Sometimes you’ll have more happy experiences and other times you have more meaningful or growth focused experiences. The key is looking for some expression of balance without thinking there is some perfect balance between all these areas all the time. It’s not likely that these areas will be in balance too often. Just think how we tend to work hard from Monday to Friday and then take the weekends off. The important factor is that when life is really out of balance for too long, that’s when there can be a problem.
A daily practice to find your balance
The ability to hold up a mirror to yourself and have a conversation about your work-life is critical. It’s hard, and when we’re in the midst of problems, then it’s unlikely we have the time or perspective to do this. That’s why establishing a regular practice before trouble hits is the only effective solution.
I now set my daily priorities every morning (ideally in front of the mirror at home to make it real) considering what will ensure:
This reinforces the reason why I have many habits of exercise and mindfulness. What has been crucial is the subtle but powerful mindset shift from doing something because I should, to doing something because I choose, moving towards the values I care about most.
Just like going to a group exercise class is easier than pushing yourself, the same applies to goals outside of fitness. That’s why many people get great results through accountability groups. This is where a group of people, who want to make progress towards a goal, come together and hold each other accountable to do this.
You’re the only expert on you
The highest levels of performance in the workplace, sports or any other arena don’t happen without trade offs. Working until 10 p.m. on a Friday night can make the difference between succeeding and failing,but is one less evening spent on what else is important in your life.
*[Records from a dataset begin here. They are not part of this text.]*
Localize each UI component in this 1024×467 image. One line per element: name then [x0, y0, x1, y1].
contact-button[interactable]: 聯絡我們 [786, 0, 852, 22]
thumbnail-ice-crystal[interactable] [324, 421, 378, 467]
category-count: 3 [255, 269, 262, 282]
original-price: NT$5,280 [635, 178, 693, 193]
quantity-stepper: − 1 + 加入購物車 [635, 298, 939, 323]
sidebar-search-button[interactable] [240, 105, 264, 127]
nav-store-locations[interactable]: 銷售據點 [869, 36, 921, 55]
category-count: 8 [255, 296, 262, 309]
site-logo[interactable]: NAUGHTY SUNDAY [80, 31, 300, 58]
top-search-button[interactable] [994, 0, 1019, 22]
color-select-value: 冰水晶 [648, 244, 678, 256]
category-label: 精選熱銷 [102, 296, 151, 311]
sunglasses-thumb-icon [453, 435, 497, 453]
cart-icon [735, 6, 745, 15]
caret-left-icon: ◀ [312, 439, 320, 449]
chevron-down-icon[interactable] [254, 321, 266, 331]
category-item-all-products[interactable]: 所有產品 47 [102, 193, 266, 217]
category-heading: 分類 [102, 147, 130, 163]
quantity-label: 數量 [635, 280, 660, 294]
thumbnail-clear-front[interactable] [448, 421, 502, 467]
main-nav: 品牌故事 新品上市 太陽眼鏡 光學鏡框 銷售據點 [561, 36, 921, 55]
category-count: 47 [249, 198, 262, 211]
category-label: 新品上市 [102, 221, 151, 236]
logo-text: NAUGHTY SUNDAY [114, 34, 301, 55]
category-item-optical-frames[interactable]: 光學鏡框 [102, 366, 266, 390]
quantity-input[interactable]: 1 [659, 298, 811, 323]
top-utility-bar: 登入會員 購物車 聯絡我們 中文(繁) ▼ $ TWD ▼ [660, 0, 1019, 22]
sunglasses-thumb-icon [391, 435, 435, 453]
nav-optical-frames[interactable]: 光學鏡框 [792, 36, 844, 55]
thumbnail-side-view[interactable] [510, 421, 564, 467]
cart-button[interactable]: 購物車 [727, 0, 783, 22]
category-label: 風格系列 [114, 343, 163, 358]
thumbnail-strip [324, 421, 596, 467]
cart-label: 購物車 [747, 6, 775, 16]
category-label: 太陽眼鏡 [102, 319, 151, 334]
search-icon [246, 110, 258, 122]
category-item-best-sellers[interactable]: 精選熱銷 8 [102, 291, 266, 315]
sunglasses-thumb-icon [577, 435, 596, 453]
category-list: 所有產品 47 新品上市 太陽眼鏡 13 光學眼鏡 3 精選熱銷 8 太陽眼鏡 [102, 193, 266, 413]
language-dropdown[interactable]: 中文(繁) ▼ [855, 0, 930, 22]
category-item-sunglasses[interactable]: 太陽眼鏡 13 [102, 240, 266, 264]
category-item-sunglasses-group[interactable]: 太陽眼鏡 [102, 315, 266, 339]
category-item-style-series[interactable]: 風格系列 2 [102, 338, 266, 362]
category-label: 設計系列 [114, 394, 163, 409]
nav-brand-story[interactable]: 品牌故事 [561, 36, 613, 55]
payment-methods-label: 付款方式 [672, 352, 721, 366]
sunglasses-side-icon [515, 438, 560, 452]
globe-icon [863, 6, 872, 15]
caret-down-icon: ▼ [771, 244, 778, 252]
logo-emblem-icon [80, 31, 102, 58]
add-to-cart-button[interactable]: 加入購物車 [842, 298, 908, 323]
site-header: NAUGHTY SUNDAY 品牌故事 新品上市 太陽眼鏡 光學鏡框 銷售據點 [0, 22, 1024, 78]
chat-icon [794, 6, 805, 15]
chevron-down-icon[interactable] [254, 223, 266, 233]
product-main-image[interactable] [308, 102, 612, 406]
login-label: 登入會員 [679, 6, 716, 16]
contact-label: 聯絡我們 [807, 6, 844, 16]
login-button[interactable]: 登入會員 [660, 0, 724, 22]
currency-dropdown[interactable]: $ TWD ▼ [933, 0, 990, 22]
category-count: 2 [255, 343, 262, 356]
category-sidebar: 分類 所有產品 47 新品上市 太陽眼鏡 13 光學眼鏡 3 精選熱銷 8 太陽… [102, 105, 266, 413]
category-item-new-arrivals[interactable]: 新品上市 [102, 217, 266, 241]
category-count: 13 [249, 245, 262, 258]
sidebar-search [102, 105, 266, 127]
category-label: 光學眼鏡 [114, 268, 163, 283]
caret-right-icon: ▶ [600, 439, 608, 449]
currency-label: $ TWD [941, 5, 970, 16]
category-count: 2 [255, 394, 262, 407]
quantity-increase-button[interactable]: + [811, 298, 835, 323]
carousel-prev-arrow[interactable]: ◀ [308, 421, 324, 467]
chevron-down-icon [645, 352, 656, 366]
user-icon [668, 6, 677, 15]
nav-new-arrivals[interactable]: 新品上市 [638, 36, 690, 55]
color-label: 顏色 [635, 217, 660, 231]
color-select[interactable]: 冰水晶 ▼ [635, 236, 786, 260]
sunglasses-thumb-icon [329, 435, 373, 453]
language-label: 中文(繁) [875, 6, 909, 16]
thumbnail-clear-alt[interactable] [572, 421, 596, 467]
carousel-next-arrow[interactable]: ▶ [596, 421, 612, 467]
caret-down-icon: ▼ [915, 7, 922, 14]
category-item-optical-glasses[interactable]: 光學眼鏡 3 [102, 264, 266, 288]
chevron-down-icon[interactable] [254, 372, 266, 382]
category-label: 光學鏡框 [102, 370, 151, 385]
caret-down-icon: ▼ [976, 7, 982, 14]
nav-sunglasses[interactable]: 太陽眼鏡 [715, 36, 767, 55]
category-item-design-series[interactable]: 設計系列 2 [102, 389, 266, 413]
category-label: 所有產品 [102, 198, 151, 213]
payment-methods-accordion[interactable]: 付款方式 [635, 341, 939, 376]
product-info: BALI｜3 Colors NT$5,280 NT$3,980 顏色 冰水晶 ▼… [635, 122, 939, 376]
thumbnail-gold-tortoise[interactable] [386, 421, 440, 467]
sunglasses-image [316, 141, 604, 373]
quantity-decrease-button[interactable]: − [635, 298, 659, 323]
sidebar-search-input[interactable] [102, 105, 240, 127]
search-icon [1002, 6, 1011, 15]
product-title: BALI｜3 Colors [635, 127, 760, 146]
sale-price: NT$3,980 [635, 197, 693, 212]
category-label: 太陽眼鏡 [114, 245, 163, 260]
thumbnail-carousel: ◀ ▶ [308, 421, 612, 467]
For most people, the idea of work/life balance is an elusive ideal, because it’s one of the most difficult goals to achieve.
Balance requires tough decision making combined with care about who you are and what you should be doing with your life. Your life matters. Your career decisions matter. The difficulty is no one else can tell you how to live your life or navigate the choices. Only when you have made decisions on what’s important, can you build practices strategies and tactics to make it work for you.